THE WIT AND WISDOM OF MARY WHITEHOUSE

Mary Whitehouse stepped onto the public stage 50 years ago in 1964. To some she was the guardian of Christian family values, to others a self-appointed busybody. She spent decades campaigning for a responsible media and against harmful material. Ironically much of what we know about her views has come to us filtered by the media itself. This is Mary Whitehouse in her own words taken from the books she wrote during her lifetime.


February 2014

“A simple choice: between genuine freedom and total licence, between cultural responsibility and cultural anarchy.”

A Most Dangerous Woman, 1982

What we are is inseparable from the cumulative effect of all we have seen, read and experienced.”

Whatever Happened to Sex, 1977

It was the failure of the broadcasting professionals to seek to understand the impact of their work upon people.”

Who Does She Think She Is, 1971

Pornography is an emasculation in which there is no mutual exchange of emotion and tenderness.”

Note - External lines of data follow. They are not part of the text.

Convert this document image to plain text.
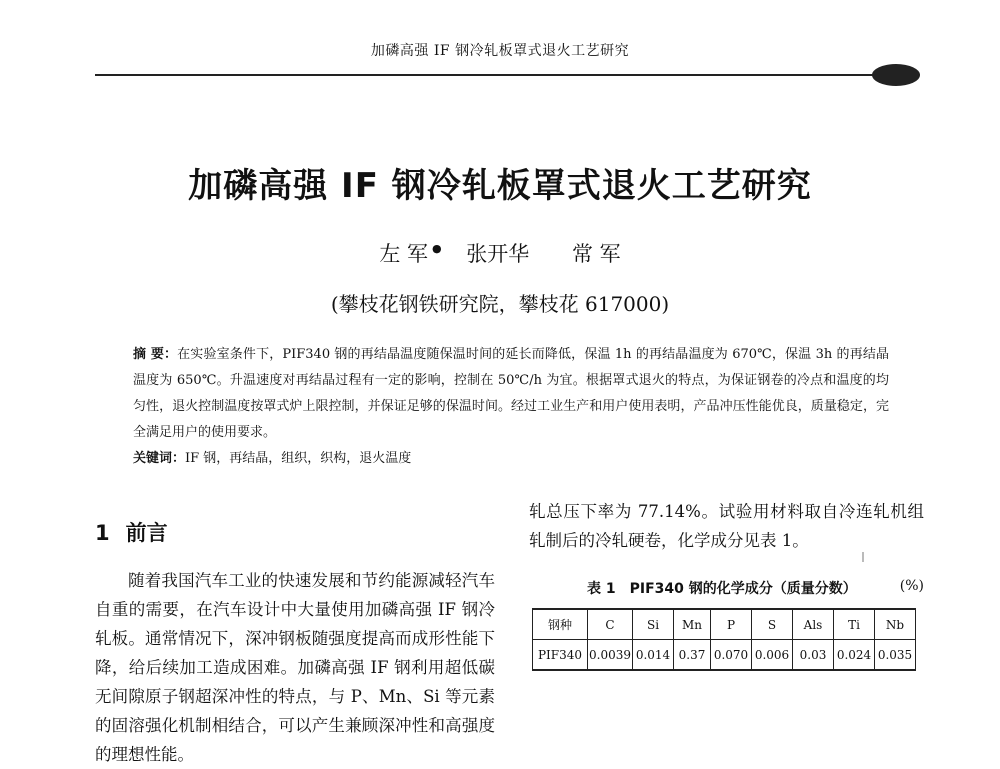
加磷高强 IF 钢冷轧板罩式退火工艺研究
加磷高强 IF 钢冷轧板罩式退火工艺研究
左 军 ● 张开华 常 军
(攀枝花钢铁研究院，攀枝花 617000)
摘 要：在实验室条件下，PIF340 钢的再结晶温度随保温时间的延长而降低，保温 1h 的再结晶温度为 670℃，保温 3h 的再结晶温度为 650℃。升温速度对再结晶过程有一定的影响，控制在 50℃/h 为宜。根据罩式退火的特点，为保证钢卷的冷点和温度的均匀性，退火控制温度按罩式炉上限控制，并保证足够的保温时间。经过工业生产和用户使用表明，产品冲压性能优良，质量稳定，完全满足用户的使用要求。
关键词：IF 钢，再结晶，组织，织构，退火温度
1 前言
随着我国汽车工业的快速发展和节约能源减轻汽车自重的需要，在汽车设计中大量使用加磷高强 IF 钢冷轧板。通常情况下，深冲钢板随强度提高而成形性能下降，给后续加工造成困难。加磷高强 IF 钢利用超低碳无间隙原子钢超深冲性的特点，与 P、Mn、Si 等元素的固溶强化机制相结合，可以产生兼顾深冲性和高强度的理想性能。
轧总压下率为 77.14%。试验用材料取自冷连轧机组轧制后的冷轧硬卷，化学成分见表 1。
表 1 PIF340 钢的化学成分（质量分数）	(%)
钢种	C	Si	Mn	P	S	Als	Ti	Nb
PIF340	0.0039	0.014	0.37	0.070	0.006	0.03	0.024	0.035
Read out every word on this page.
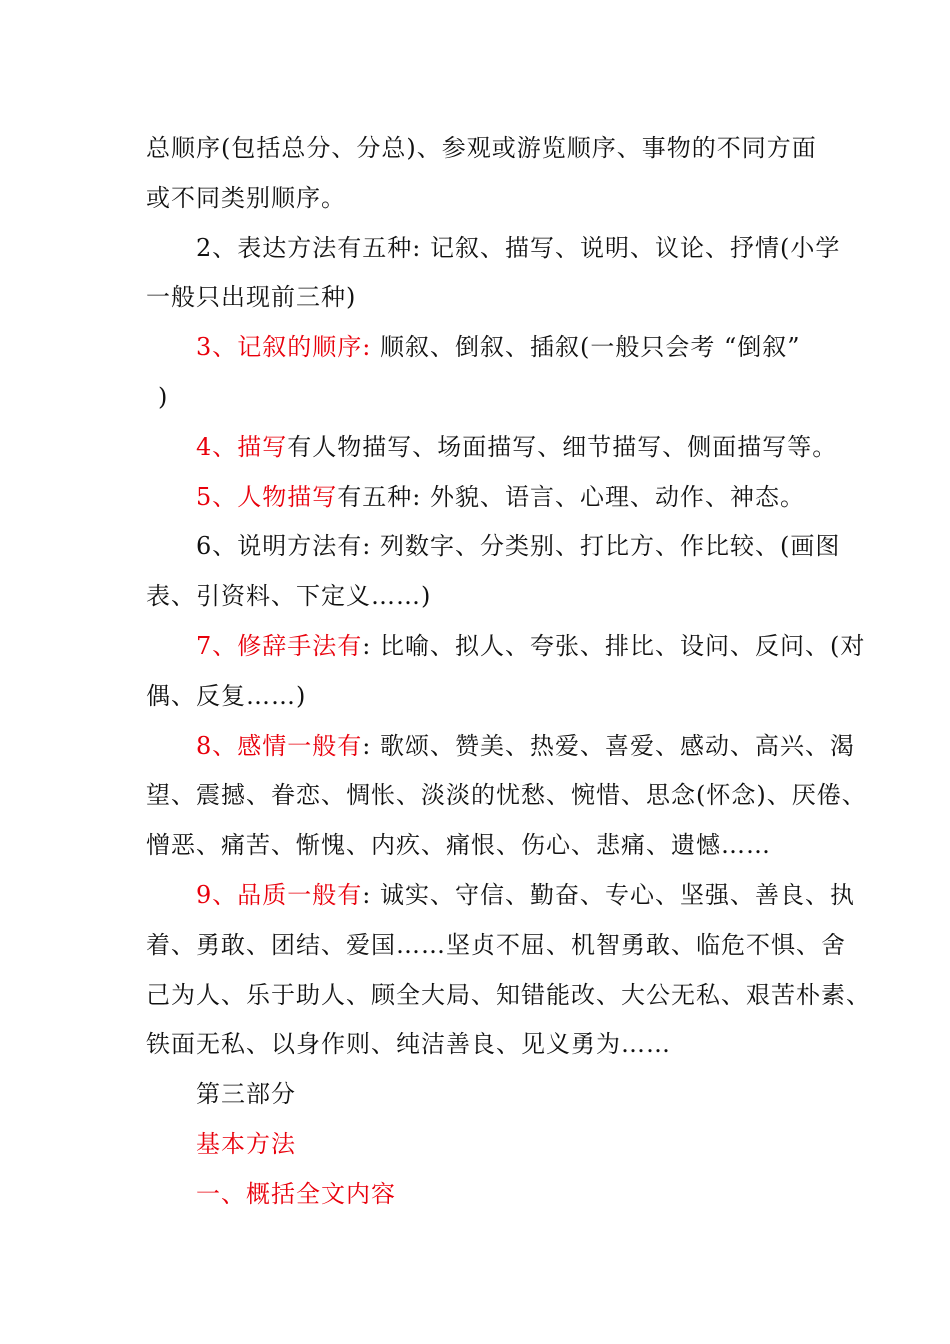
总顺序(包括总分、分总)、参观或游览顺序、事物的不同方面
或不同类别顺序。
2、表达方法有五种: 记叙、描写、说明、议论、抒情(小学
一般只出现前三种)
3、记叙的顺序: 顺叙、倒叙、插叙(一般只会考 “倒叙”
)
4、描写有人物描写、场面描写、细节描写、侧面描写等。
5、人物描写有五种: 外貌、语言、心理、动作、神态。
6、说明方法有: 列数字、分类别、打比方、作比较、(画图
表、引资料、下定义……)
7、修辞手法有: 比喻、拟人、夸张、排比、设问、反问、(对
偶、反复……)
8、感情一般有: 歌颂、赞美、热爱、喜爱、感动、高兴、渴
望、震撼、眷恋、惆怅、淡淡的忧愁、惋惜、思念(怀念)、厌倦、
憎恶、痛苦、惭愧、内疚、痛恨、伤心、悲痛、遗憾……
9、品质一般有: 诚实、守信、勤奋、专心、坚强、善良、执
着、勇敢、团结、爱国……坚贞不屈、机智勇敢、临危不惧、舍
己为人、乐于助人、顾全大局、知错能改、大公无私、艰苦朴素、
铁面无私、以身作则、纯洁善良、见义勇为……
第三部分
基本方法
一、概括全文内容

Whatever Happened to Sex, 1977

Censorship, effectively but sparingly used, is a liberal concept since it would protect the lifestyle of the vast majority”

Quite Contrary, 1993

“If violence is constantly portrayed as normal on the television screen that will help to create a violent society.”

Mightier Than The Sword, 1985

“None of us can avoid the all-pervasive sex sells syndrome which is fundamental to the advertising industry.”

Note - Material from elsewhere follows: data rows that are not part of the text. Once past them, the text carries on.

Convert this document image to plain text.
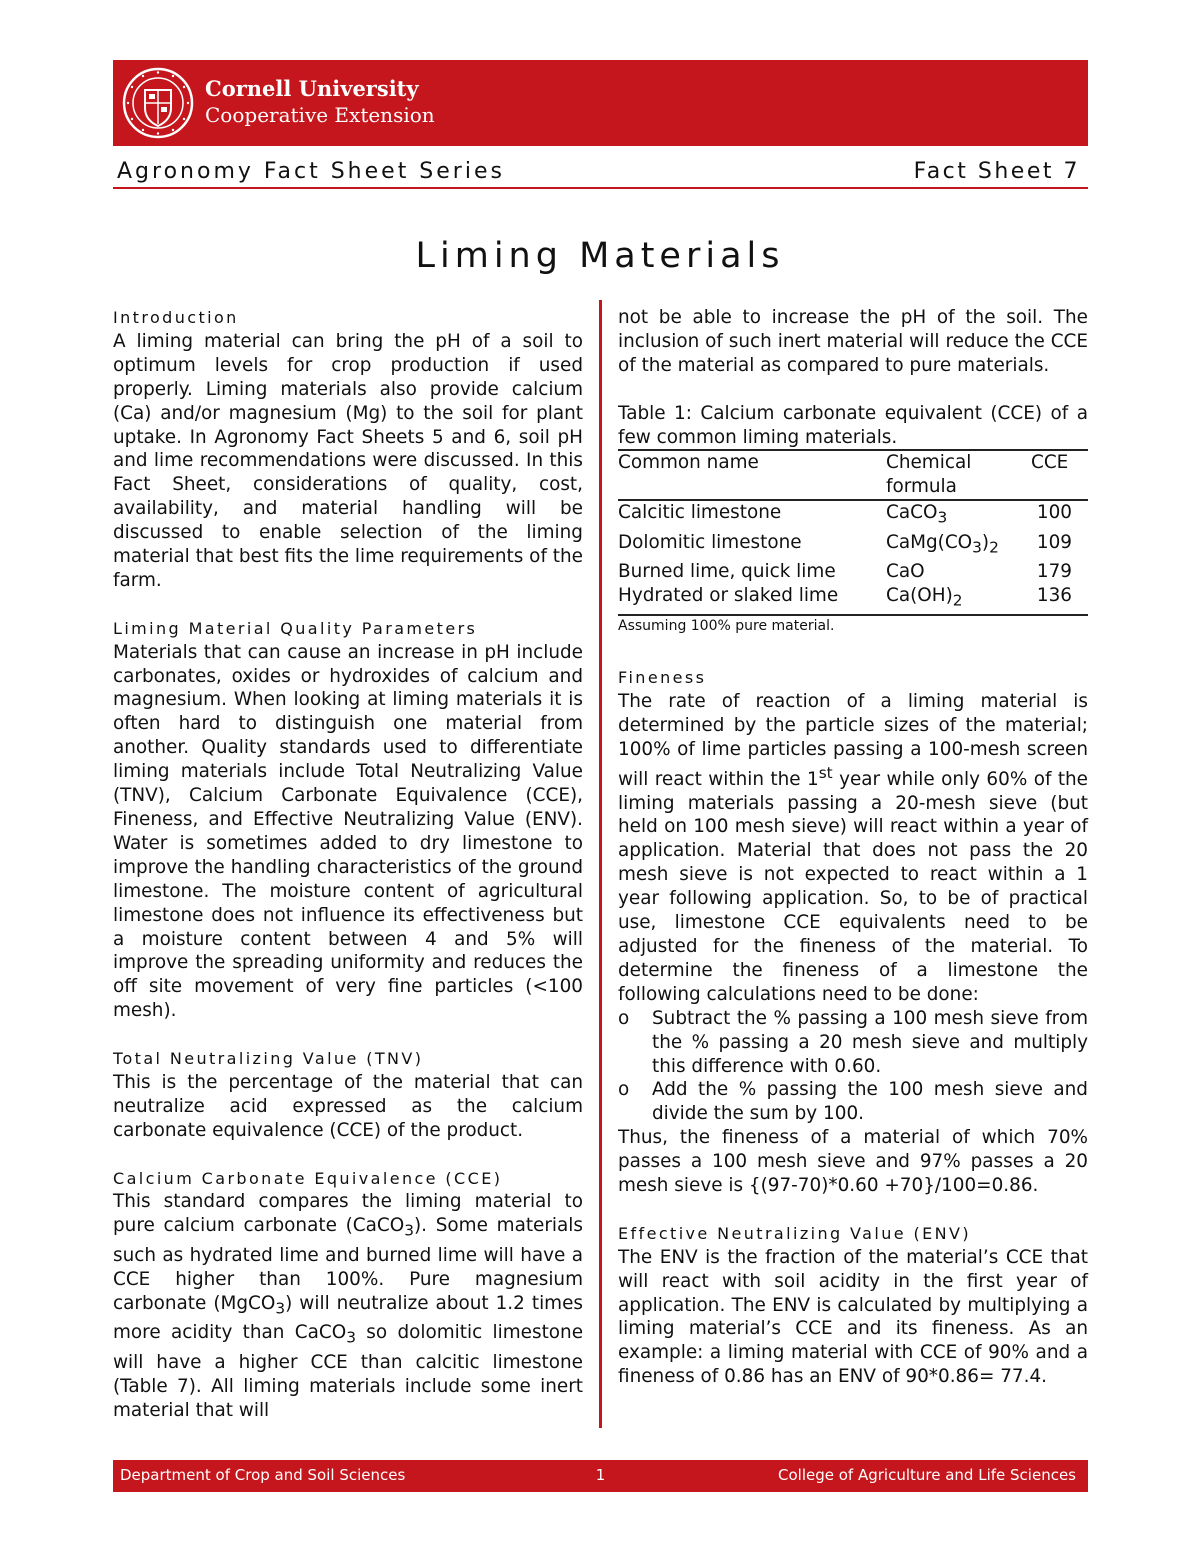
Cornell University
Cooperative Extension
Agronomy Fact Sheet Series	Fact Sheet 7
Liming Materials
Introduction

A liming material can bring the pH of a soil to optimum levels for crop production if used properly. Liming materials also provide calcium (Ca) and/or magnesium (Mg) to the soil for plant uptake. In Agronomy Fact Sheets 5 and 6, soil pH and lime recommendations were discussed. In this Fact Sheet, considerations of quality, cost, availability, and material handling will be discussed to enable selection of the liming material that best fits the lime requirements of the farm.

Liming Material Quality Parameters

Materials that can cause an increase in pH include carbonates, oxides or hydroxides of calcium and magnesium. When looking at liming materials it is often hard to distinguish one material from another. Quality standards used to differentiate liming materials include Total Neutralizing Value (TNV), Calcium Carbonate Equivalence (CCE), Fineness, and Effective Neutralizing Value (ENV). Water is sometimes added to dry limestone to improve the handling characteristics of the ground limestone. The moisture content of agricultural limestone does not influence its effectiveness but a moisture content between 4 and 5% will improve the spreading uniformity and reduces the off site movement of very fine particles (<100 mesh).

Total Neutralizing Value (TNV)

This is the percentage of the material that can neutralize acid expressed as the calcium carbonate equivalence (CCE) of the product.

Calcium Carbonate Equivalence (CCE)

This standard compares the liming material to pure calcium carbonate (CaCO$_3$). Some materials such as hydrated lime and burned lime will have a CCE higher than 100%. Pure magnesium carbonate (MgCO$_3$) will neutralize about 1.2 times more acidity than CaCO$_3$ so dolomitic limestone will have a higher CCE than calcitic limestone (Table 7). All liming materials include some inert material that will

not be able to increase the pH of the soil. The inclusion of such inert material will reduce the CCE of the material as compared to pure materials.

Table 1: Calcium carbonate equivalent (CCE) of a few common liming materials.
Common name	Chemical formula	CCE
Calcitic limestone	CaCO$_3$	100
Dolomitic limestone	$CaMg(CO_3)_2$	109
Burned lime, quick lime	CaO	179
Hydrated or slaked lime	$Ca(OH)_2$	136
Assuming 100% pure material.
Fineness

The rate of reaction of a liming material is determined by the particle sizes of the material; 100% of lime particles passing a 100-mesh screen will react within the 1st year while only 60% of the liming materials passing a 20-mesh sieve (but held on 100 mesh sieve) will react within a year of application. Material that does not pass the 20 mesh sieve is not expected to react within a 1 year following application. So, to be of practical use, limestone CCE equivalents need to be adjusted for the fineness of the material. To determine the fineness of a limestone the following calculations need to be done:

o Subtract the % passing a 100 mesh sieve from the % passing a 20 mesh sieve and multiply this difference with 0.60.
o Add the % passing the 100 mesh sieve and divide the sum by 100.

Thus, the fineness of a material of which 70% passes a 100 mesh sieve and 97% passes a 20 mesh sieve is {(97-70)*0.60 +70}/100=0.86.

Effective Neutralizing Value (ENV)

The ENV is the fraction of the material’s CCE that will react with soil acidity in the first year of application. The ENV is calculated by multiplying a liming material’s CCE and its fineness. As an example: a liming material with CCE of 90% and a fineness of 0.86 has an ENV of 90*0.86= 77.4.

1
Department of Crop and Soil Sciences	College of Agriculture and Life Sciences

Whatever Happened to Sex, 1977

“The onus is surely on the Broadcasting Authorities to act on behalf of the public.”

From a letter to the Chairman of the Independent Television Authority, 1968

“TV:  the most powerful medium ever to affect the thinking and behaviour of people.”

Mightier Than The Sword, 1985

“It is this moving of sex away from people into a commercialised and non-personal setting which militates totally against healthy sex and love.”

Who Does She Think She Is, 1971

“We trivialise the argument about what is and what is not acceptable in public and private attitudes and behaviour if we reduce the issue to personal taste.”